A RETIRED bus driver who claimed over £5,000 in benefits he wasn't entitled to over an 18-month period has now repaid all the money he owed, Fermanagh Magistrates Court has heard.

William Jennings (69), of Castlehill Road, Brookeborough, pleaded guilty to two counts of failing to declare a change in circumstances.

He admitted failing to promptly notify the Social Security Agency of a change in circumstances, namely being in receipt of an income, that he knew would affect his entitlement to pension credits and Housing Benefit on dates between December 15, 2013 and July 16, 2015.

The court heard the defendant did not declare to the Social Security Agency that, during the period of his claim, he was in employment or that he was in receipt of an occupational pension.

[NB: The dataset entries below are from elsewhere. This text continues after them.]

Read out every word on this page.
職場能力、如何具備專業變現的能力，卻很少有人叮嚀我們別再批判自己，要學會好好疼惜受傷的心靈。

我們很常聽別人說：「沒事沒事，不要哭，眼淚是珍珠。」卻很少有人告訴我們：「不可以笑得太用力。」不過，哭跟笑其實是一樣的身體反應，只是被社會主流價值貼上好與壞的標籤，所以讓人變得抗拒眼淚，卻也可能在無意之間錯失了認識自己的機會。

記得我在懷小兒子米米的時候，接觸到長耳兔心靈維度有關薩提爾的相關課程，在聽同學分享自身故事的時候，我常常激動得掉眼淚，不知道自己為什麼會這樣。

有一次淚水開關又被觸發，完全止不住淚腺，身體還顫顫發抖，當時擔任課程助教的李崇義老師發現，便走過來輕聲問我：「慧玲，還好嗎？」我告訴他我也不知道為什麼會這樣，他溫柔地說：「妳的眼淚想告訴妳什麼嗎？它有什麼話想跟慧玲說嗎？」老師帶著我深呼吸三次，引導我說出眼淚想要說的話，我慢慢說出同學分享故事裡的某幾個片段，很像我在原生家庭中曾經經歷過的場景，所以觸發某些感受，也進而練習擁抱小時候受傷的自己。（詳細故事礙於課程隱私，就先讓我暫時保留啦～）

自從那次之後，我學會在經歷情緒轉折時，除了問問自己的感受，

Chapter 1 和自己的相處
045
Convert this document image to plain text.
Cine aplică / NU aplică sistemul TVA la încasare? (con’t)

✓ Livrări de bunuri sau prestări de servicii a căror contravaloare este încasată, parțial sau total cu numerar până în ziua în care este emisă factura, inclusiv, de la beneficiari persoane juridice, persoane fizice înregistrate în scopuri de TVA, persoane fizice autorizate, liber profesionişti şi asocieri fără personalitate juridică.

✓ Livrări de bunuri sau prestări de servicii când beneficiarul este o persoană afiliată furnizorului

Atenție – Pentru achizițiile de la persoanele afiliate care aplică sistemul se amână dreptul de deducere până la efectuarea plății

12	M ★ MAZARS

A total of £5,610.86 had been overpaid to the defendant, the court heard.

However, a Public Prosecution Service (PPS) representative confirmed that everything had been repaid and there was nothing outstanding.

Defending solicitor, Niall Bogue, told the court that his client wished to clarify that he had not been working during the period of the claim.

The solicitor said that Jennings had stopped working as a bus driver for the education board in September 2013, and had claimed for benefits the following month.

Then, in December 2013, Mr. Bogue said that the defendant had received a back payment from the board.

He told the court that Jennings now accepted that it was his responsibility to inform the authorities about this payment and he had failed to do so.

Mr. Bogue also told the court that, when his client had initially applied for benefits, he had informed the SSA that he expected to receive a private pension.

But when this private pension “kicked in” during January 2014, the solicitor conceded that Jennings didn't make the SSA aware that he had started to receive these payments.

In mitigation, Mr. Bogue said that the defendant had never been on benefits before and wasn't accustomed to the system.

He said that Jennings had never been before a court and “it was safe to assume” he never would again.

Adding that the incident had been a source of great stress and embarrassment, the solicitor said that the defendant had been assessed by Probation as posing a “low likelihood” of re-offending.

District judge, Benita Boyd, observed that the defendant appeared to express “genuine remorse” over the incident.

Taking into account the early guilty pleas, his clear record, the recommendations of a pre-sentence report and the repayment of all the money owed, the judge imposed a two-year conditional discharge.